One of the most delicate processes in the handling of bibliographic data is ‘Entity recognition’ or entity detection. In some cases, this step is crucial to the identification of an entity and relates to the identification of the role that a person has had in the creation or production of a resource. In the bibliographic world, the identification of a person is usually realized through the relationship with his/her work and, vice-versa, the identification of a work is realized through the association with its creator.

Authify uses the “Relator term detection” service to identify these relationships. Starting from a MARC record, the system analyses all (configured) tags that contain a name and tries to determine the corresponding role within the work represented by the given record using the statements of responsibility and other note fields.
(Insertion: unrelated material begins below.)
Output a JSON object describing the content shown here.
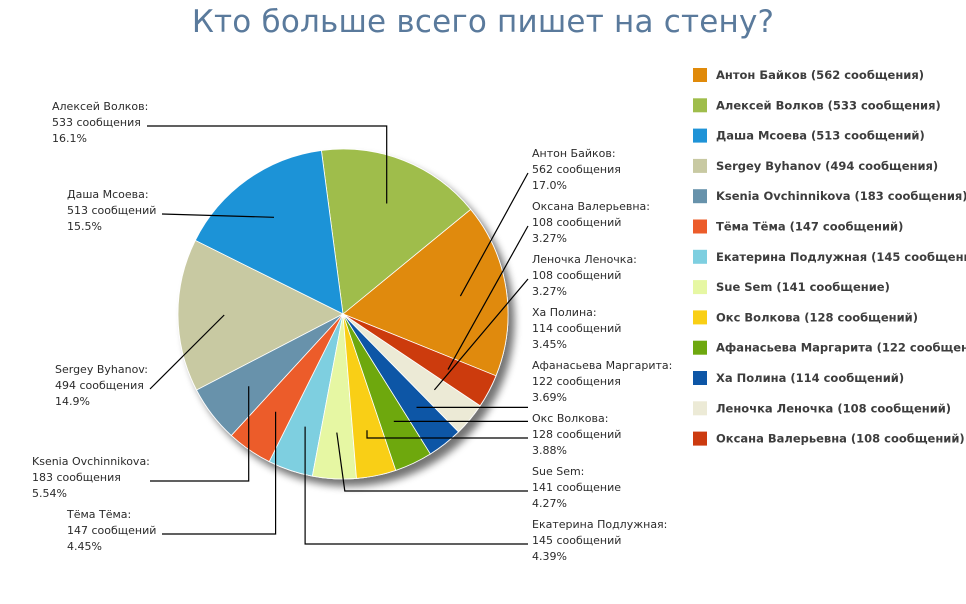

To identify the role that an Agent has in relation to a resource, the ‘Relator term detection’ service uses a ‘Roles Knowledge Base’ that is progressively fed (with text analysis processes, automatically and manually) with all possible expressions useful to identify a role. As an example, two main roles may be detected, for instance, author and an unclassified role (other). The “other” role is a catch-all role used when no valuable information can be gathered from the analysis. At the end of each entity detection process, the system produces a report of non-matching role-expressions associated with the bibliographic records identifiers. This report enables the library cataloguers to check the record and to add the specific role term or code in the appropriate subfield. Behind a simple token matching analysis, there is a more complicated logic that tries (using, among other things, the search services described in the previous point) to find the role of each name found using its variant forms or using a set of tokens that could identify such role (e.g. edited by, by, illustrated by). At the end of this process, a certain number of records are enriched with roles and a related report with ‘undefined’ roles is made available to allow for manual checks by professional users. This added element of human curation can help resolve issues that an automated process would find too difficult at present.

4 Conclusion

Libraries’ shift to the semantic web through the conversion of their MARC data has been underway for a number of years. However, millions of headings within libraries MARC metadata are uncontrolled, that is, have no matching authority record. On conversion to RDF, each heading will receive a unique identifier even if that heading may already exist in another bibliographic record within the library’s holdings, or in another library’s holdings worldwide. This proliferation of multiple identifiers for the same entity makes the linking of these entities problematic.

Authify is one of the first tools available to libraries to both convert their metadata to linked data, but also enrich the reconciliation process with semantic data hidden within the MARC fields. By making use of additional data points, such as role, contained in free text within the MARC record, services such as Authify can match related entities even if the text strings for those entities do not match. As libraries worldwide will need to convert hundreds of millions of MARC records in their library systems to RDF, sophisticated, automated services for the conversion and reconciliation of their data will be critical for their transition to the semantic web.